Two teenage girls and a woman were among those killed Tuesday in separate violence in the central flashpoint province of Homs and in and around the village of Qusayr bordering Lebanon, a watchdog group said.
The Britain-based Syrian Observatory for Human Rights said four of the victims were killed by gunfire of the pro-government “shabiha” militiamen in the Homs district.
Two others were killed in clashes between the army and gunmen suspected to be army deserters in a village near Qusayr, including a woman who was hit by a stray bullet, the watchdog reported.
The teenage girls were killed when troops engaged in clashes with suspected defectors near Qusayr, when their home was hit by a rocket-propelled grenade that also wounded four family members.
A young man died when security forces opened fire as they carried out raids in the town, and several were wounded, said the Observatory, adding that the victim’s brother was arrested.
Three other people were killed in separate violence, it said as the army and security forces pressed on with a crackdown on anti-regime opponents and hunted suspected army defectors.
Syrian forces raked homes with heavy machine-guns as they raided neighbourhoods searching for suspects wanted by the authorities, the Observer said.
The Observatory also reported that a civilian, who had been wounded on Tuesday on the outskirts of the capital Damascus, died early Wednesday.

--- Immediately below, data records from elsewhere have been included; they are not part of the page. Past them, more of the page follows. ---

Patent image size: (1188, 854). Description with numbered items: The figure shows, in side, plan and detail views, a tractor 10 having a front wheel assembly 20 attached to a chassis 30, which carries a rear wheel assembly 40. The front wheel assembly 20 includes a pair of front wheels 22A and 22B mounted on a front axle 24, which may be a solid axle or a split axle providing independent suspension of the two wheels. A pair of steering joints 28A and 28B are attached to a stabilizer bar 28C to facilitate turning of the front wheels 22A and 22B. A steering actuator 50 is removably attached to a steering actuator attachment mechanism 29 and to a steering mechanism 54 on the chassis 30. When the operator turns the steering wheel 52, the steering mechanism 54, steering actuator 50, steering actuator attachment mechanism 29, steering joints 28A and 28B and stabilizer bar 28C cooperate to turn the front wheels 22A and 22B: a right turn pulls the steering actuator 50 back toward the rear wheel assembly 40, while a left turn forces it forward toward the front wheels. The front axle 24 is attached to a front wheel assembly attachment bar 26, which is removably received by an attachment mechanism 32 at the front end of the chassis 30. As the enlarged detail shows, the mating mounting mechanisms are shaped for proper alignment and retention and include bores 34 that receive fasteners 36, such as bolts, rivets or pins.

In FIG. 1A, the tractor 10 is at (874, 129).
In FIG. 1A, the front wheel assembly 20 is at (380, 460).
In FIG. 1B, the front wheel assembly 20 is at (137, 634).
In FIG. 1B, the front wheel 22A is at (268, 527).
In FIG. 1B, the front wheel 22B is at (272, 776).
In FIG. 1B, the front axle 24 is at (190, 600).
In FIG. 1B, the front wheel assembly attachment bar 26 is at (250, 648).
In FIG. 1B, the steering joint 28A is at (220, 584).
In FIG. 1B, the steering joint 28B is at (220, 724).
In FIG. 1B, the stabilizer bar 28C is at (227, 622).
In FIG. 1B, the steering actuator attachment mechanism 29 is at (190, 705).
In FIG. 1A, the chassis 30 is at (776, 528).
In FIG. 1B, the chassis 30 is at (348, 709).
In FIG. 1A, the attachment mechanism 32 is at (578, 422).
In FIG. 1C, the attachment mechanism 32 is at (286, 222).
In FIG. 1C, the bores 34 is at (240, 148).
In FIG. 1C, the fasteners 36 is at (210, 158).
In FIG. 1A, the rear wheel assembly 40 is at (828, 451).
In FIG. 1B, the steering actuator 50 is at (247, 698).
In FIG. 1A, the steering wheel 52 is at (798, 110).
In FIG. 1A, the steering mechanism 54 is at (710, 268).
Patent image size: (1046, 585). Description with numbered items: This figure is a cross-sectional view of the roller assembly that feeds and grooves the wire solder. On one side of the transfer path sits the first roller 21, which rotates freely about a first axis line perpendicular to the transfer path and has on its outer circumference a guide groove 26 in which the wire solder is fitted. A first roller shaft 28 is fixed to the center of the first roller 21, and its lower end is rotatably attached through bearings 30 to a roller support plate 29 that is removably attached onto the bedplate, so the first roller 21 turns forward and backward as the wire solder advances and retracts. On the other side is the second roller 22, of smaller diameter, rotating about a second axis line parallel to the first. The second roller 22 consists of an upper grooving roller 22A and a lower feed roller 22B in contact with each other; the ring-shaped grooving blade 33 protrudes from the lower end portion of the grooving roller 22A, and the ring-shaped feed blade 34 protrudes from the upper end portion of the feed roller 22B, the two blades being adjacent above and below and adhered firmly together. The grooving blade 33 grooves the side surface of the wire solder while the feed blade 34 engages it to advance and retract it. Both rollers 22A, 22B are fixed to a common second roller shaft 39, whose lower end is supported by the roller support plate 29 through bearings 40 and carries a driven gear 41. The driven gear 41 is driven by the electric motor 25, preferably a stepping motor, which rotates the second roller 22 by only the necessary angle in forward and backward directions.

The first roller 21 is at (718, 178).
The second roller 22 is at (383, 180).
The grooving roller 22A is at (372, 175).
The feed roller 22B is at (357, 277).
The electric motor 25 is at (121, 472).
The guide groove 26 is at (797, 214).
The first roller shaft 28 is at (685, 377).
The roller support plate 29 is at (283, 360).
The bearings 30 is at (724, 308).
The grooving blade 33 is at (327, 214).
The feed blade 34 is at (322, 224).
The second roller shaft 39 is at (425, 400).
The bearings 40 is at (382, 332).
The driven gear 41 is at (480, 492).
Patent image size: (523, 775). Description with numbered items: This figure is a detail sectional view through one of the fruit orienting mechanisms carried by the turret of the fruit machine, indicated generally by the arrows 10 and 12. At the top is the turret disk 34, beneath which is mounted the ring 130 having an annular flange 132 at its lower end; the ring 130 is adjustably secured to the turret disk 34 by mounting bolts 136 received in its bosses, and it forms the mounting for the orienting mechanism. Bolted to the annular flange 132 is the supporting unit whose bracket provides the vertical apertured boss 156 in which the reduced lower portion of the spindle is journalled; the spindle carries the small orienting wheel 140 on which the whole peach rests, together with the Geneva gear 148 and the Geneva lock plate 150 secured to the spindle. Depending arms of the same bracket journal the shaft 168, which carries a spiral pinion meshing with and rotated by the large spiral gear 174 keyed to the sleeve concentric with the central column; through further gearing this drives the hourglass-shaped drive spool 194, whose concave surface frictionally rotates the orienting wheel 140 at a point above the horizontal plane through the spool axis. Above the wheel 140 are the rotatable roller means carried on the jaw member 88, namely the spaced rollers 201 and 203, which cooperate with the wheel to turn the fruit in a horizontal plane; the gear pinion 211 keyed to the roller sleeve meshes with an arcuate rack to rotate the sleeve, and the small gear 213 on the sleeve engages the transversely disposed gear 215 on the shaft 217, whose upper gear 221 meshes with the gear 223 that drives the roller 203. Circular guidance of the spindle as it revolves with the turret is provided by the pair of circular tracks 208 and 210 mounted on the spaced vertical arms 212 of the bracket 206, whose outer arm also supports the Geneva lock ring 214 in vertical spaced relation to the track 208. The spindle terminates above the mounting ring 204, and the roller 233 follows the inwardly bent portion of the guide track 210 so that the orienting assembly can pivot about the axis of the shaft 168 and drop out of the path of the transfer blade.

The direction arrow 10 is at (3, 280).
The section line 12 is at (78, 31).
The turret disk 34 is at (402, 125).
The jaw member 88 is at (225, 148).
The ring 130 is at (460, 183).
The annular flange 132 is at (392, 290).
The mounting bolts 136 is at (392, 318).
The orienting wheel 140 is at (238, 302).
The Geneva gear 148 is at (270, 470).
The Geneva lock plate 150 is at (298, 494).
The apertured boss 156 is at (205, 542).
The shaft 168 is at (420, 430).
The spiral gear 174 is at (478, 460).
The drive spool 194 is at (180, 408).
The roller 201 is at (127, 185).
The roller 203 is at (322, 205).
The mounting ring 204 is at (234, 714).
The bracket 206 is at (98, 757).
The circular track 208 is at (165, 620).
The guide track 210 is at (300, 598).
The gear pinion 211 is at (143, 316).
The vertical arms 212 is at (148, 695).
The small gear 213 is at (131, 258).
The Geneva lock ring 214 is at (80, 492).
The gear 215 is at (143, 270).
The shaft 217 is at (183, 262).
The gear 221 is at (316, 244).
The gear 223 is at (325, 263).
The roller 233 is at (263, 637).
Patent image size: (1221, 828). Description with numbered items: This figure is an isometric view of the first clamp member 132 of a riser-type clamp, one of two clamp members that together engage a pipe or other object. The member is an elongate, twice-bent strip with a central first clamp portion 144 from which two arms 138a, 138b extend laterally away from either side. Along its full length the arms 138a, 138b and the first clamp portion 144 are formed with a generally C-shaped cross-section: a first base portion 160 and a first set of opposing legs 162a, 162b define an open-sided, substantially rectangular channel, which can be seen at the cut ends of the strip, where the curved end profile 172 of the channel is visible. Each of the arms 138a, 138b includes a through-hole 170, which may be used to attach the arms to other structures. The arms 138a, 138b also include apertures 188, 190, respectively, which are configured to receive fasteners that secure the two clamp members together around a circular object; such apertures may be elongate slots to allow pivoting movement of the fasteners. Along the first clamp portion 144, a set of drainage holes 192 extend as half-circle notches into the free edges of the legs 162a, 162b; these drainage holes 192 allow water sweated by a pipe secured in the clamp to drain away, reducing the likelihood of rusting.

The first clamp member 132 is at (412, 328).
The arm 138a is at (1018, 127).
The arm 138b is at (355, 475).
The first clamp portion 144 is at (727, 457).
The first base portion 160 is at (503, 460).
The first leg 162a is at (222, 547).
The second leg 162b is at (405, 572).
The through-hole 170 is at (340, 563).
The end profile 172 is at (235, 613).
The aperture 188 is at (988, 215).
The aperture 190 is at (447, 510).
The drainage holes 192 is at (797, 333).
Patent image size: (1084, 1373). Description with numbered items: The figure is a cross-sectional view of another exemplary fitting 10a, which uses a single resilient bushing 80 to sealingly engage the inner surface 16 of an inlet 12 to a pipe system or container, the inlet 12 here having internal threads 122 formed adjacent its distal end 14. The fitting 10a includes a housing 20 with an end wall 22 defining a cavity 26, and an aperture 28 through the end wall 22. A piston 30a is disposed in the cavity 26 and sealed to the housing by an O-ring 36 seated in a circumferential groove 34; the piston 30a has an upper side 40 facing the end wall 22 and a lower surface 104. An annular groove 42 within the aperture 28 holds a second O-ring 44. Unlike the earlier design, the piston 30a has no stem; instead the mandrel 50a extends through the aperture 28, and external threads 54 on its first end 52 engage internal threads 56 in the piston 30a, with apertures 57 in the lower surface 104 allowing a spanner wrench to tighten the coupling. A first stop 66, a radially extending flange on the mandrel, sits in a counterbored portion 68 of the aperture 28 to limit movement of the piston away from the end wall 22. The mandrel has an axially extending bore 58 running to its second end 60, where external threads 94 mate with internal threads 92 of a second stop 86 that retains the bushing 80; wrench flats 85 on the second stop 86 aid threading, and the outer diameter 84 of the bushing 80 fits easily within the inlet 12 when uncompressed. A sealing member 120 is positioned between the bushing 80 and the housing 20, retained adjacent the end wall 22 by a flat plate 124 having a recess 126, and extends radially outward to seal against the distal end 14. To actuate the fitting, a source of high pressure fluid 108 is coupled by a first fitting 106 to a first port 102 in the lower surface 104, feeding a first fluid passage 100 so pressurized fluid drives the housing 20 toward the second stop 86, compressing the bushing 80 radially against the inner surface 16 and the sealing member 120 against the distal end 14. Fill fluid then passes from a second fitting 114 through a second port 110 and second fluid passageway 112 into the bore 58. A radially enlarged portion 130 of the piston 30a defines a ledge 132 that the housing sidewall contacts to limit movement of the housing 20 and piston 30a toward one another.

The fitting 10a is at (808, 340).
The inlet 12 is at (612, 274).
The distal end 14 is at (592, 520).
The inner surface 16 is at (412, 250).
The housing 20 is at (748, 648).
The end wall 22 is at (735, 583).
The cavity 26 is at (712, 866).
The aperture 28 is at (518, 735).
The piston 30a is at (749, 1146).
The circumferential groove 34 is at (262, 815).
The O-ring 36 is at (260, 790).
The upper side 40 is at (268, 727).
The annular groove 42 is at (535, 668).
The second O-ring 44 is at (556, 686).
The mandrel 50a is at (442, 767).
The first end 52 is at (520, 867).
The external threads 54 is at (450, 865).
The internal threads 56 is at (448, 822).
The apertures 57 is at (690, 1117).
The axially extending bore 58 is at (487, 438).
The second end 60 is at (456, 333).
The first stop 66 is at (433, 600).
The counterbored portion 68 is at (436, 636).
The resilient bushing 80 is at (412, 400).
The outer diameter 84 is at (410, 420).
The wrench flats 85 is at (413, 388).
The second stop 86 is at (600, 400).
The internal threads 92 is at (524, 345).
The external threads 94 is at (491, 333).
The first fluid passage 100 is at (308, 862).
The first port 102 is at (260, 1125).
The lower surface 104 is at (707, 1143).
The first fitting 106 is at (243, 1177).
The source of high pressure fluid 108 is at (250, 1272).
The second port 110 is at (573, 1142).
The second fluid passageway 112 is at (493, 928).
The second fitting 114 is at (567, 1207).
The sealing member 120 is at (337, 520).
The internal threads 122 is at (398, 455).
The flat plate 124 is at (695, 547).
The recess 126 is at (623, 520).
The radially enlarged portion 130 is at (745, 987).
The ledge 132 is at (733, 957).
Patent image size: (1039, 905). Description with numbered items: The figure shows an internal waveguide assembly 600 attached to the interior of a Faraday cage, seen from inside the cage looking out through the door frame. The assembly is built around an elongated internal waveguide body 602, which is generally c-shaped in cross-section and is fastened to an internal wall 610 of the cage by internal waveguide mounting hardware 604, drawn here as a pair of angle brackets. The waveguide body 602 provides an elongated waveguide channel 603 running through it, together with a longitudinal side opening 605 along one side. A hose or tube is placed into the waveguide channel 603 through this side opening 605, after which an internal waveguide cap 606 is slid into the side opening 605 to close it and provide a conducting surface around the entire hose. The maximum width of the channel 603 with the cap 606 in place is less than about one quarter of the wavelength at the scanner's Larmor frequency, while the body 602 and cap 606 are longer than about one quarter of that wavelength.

Activists had said security forces on Tuesday shot dead four people in Qusayr and in the southern province of Daraa, cradle of the anti-regime protests that erupted in mid-March.
The United Nations estimates more than 3,000 people, including 187 children, have been killed in a fierce crackdown on dissent in Syria.
Arab League attempts to help defuse the deadly violence — specifically a call for a dialogue between the government and the opposition — was met with harsh criticism by the official Al-Thawra newspaper.